USHUAÏA TV

Ownership
- Owner: Groupe TF1
- Sister channels: TF1 TMC TFX TF1 Séries Films LCI TV Breizh Histoire TV

History
- Launched: 14 March 2005

Links
- Website: https://ushuaiatv.fr/

= Ushuaïa TV =

French TV channel

Ushuaïa TV is a French television channel, owned by Groupe TF1. The network carries programming about nature.

== History ==
Ushuaïa TV was launched on 14 March 2005 by Groupe TF1, inspired by the TF1 popular show Ushuaïa Nature.

Ushuaïa TV and TF1 other pay-TV channels were initially available exclusively (except cable networks) on TPS which merged on 21 March 2007 with Canalsat. On 2 January 2012, they joined ISP optional packages. Ushuaïa TV arrived on Freebox TV and CanalSat Caraïbes on 1 January 2015, replacing Stylia.

In December 2012, Discovery Communications acquired 20% of TF1 pay-TV thematic channels for €170 million for Eurosport and €14 million for Ushuaïa TV, Histoire, Stylia and TV Breizh.

On 17 July 2015, TF1 sold its remaining 49% stake in Eurosport to Discovery Communications for €492 million. At the same time, the French group bought out the 20% stake held by the American group in its pay-TV channels (TV Breizh, Histoire and Ushuaïa) for 14.6 million euros.

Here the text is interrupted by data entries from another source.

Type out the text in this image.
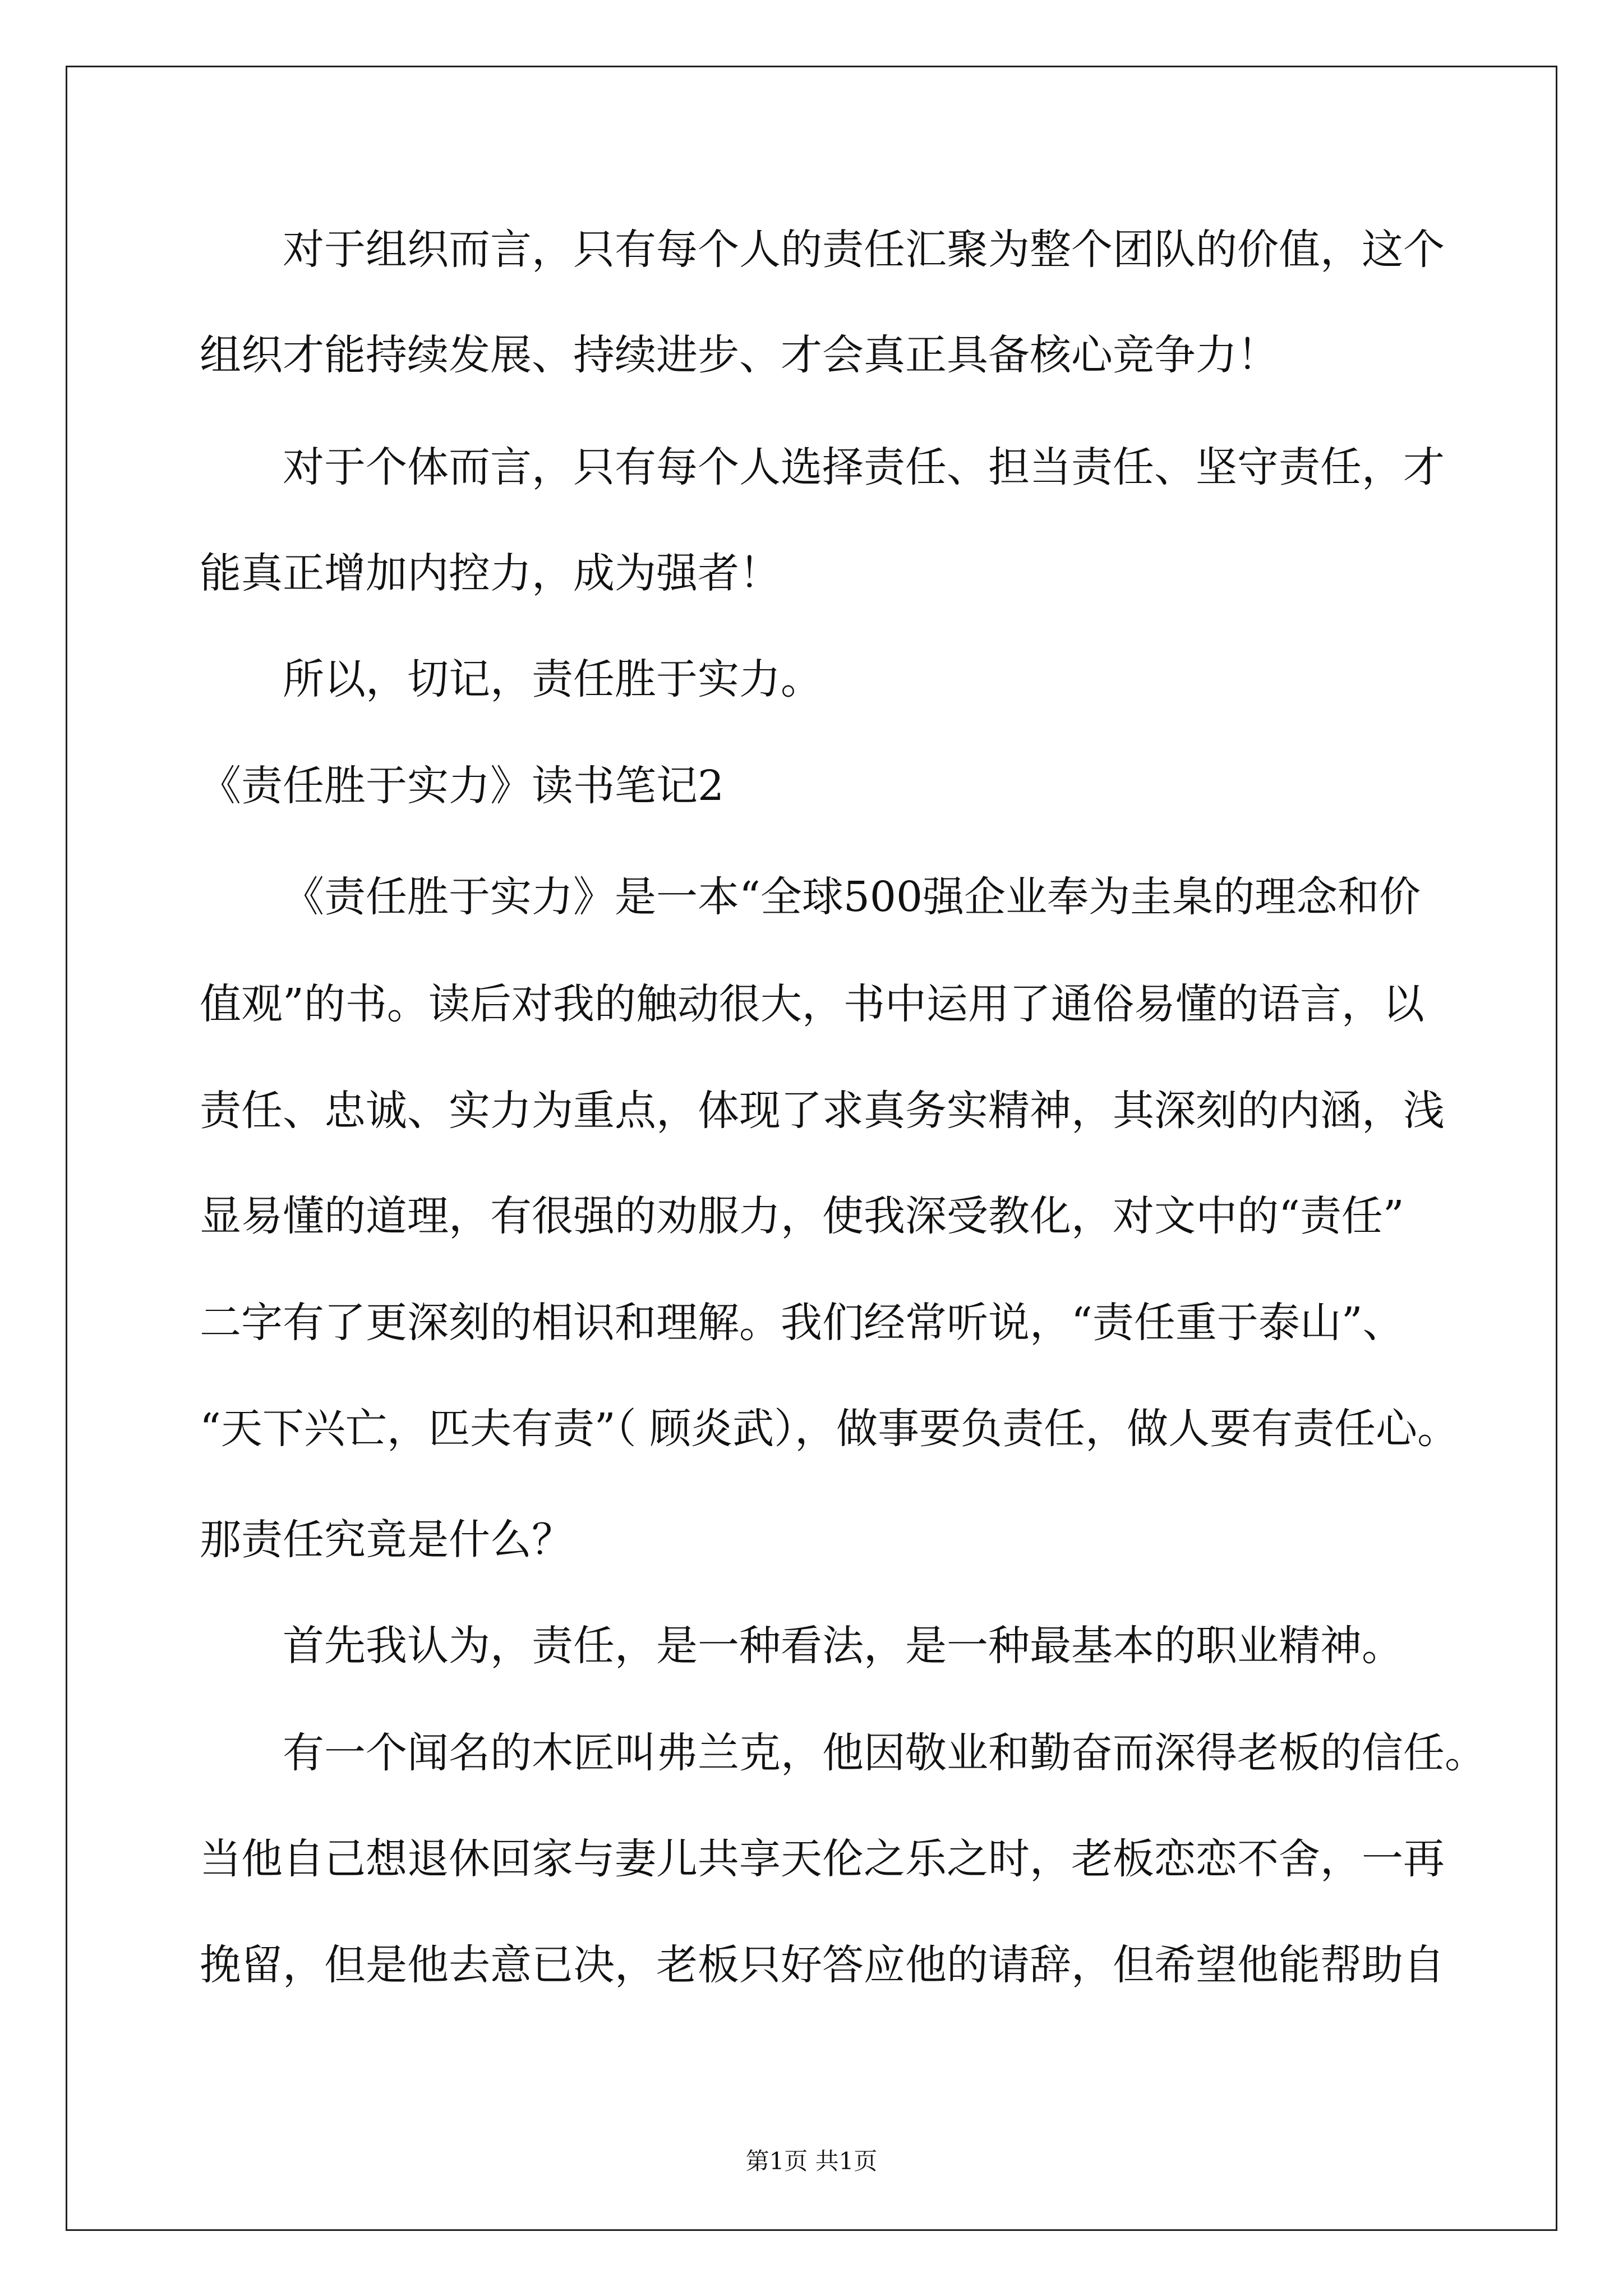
对于组织而言，只有每个人的责任汇聚为整个团队的价值，这个
组织才能持续发展、持续进步、才会真正具备核心竞争力！
对于个体而言，只有每个人选择责任、担当责任、坚守责任，才
能真正增加内控力，成为强者！
所以，切记，责任胜于实力。
《责任胜于实力》读书笔记2
《责任胜于实力》是一本“全球500强企业奉为圭臬的理念和价
值观”的书。读后对我的触动很大，书中运用了通俗易懂的语言，以
责任、忠诚、实力为重点，体现了求真务实精神，其深刻的内涵，浅
显易懂的道理，有很强的劝服力，使我深受教化，对文中的“责任”
二字有了更深刻的相识和理解。我们经常听说，“责任重于泰山”、
“天下兴亡，匹夫有责”（ 顾炎武），做事要负责任，做人要有责任心。
那责任究竟是什么？
首先我认为，责任，是一种看法，是一种最基本的职业精神。
有一个闻名的木匠叫弗兰克，他因敬业和勤奋而深得老板的信任。
当他自己想退休回家与妻儿共享天伦之乐之时，老板恋恋不舍，一再
挽留，但是他去意已决，老板只好答应他的请辞，但希望他能帮助自
第1页 共1页
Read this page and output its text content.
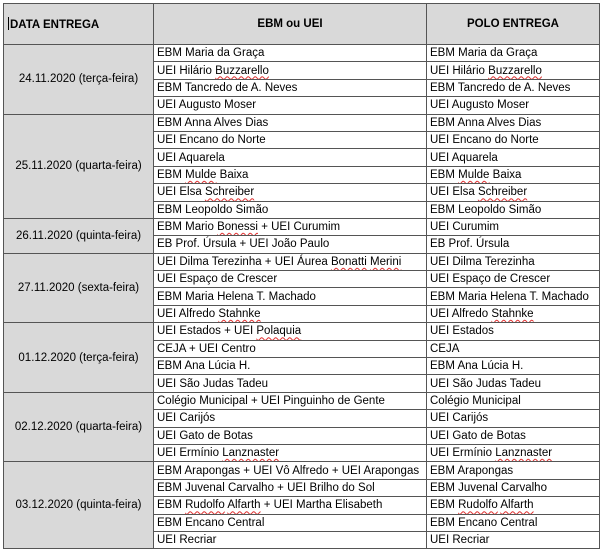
DATA ENTREGA	EBM ou UEI	POLO ENTREGA
24.11.2020 (terça-feira)	EBM Maria da Graça	EBM Maria da Graça
	UEI Hilário Buzzarello	UEI Hilário Buzzarello
	EBM Tancredo de A. Neves	EBM Tancredo de A. Neves
	UEI Augusto Moser	UEI Augusto Moser
25.11.2020 (quarta-feira)	EBM Anna Alves Dias	EBM Anna Alves Dias
	UEI Encano do Norte	UEI Encano do Norte
	UEI Aquarela	UEI Aquarela
	EBM Mulde Baixa	EBM Mulde Baixa
	UEI Elsa Schreiber	UEI Elsa Schreiber
	EBM Leopoldo Simão	EBM Leopoldo Simão
26.11.2020 (quinta-feira)	EBM Mario Bonessi + UEI Curumim	UEI Curumim
	EB Prof. Úrsula + UEI João Paulo	EB Prof. Úrsula
27.11.2020 (sexta-feira)	UEI Dilma Terezinha + UEI Áurea Bonatti Merini	UEI Dilma Terezinha
	UEI Espaço de Crescer	UEI Espaço de Crescer
	EBM Maria Helena T. Machado	EBM Maria Helena T. Machado
	UEI Alfredo Stahnke	UEI Alfredo Stahnke
01.12.2020 (terça-feira)	UEI Estados + UEI Polaquia	UEI Estados
	CEJA + UEI Centro	CEJA
	EBM Ana Lúcia H.	EBM Ana Lúcia H.
	UEI São Judas Tadeu	UEI São Judas Tadeu
02.12.2020 (quarta-feira)	Colégio Municipal + UEI Pinguinho de Gente	Colégio Municipal
	UEI Carijós	UEI Carijós
	UEI Gato de Botas	UEI Gato de Botas
	UEI Ermínio Lanznaster	UEI Ermínio Lanznaster
03.12.2020 (quinta-feira)	EBM Arapongas + UEI Vô Alfredo + UEI Arapongas	EBM Arapongas
	EBM Juvenal Carvalho + UEI Brilho do Sol	EBM Juvenal Carvalho
	EBM Rudolfo Alfarth + UEI Martha Elisabeth	EBM Rudolfo Alfarth
	EBM Encano Central	EBM Encano Central
	UEI Recriar	UEI Recriar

On 5 December 2019, TV Breizh, Ushuaïa TV and Histoire were rebranded with a "TV" logo common between them.

In late 2024, TF1 sold almost all rights of the Ushuaïa brand to L'Oréal for €27.5 million, which produces branded shower gels which used to be associated with the TF1 show. TF1 retains only rights to audiovisual, entertainment and hotel activities.

== Programming ==
Ushuaïa TV concentrates on nature, but also airs reruns of old TF1 programmes such as Ushuaïa Nature.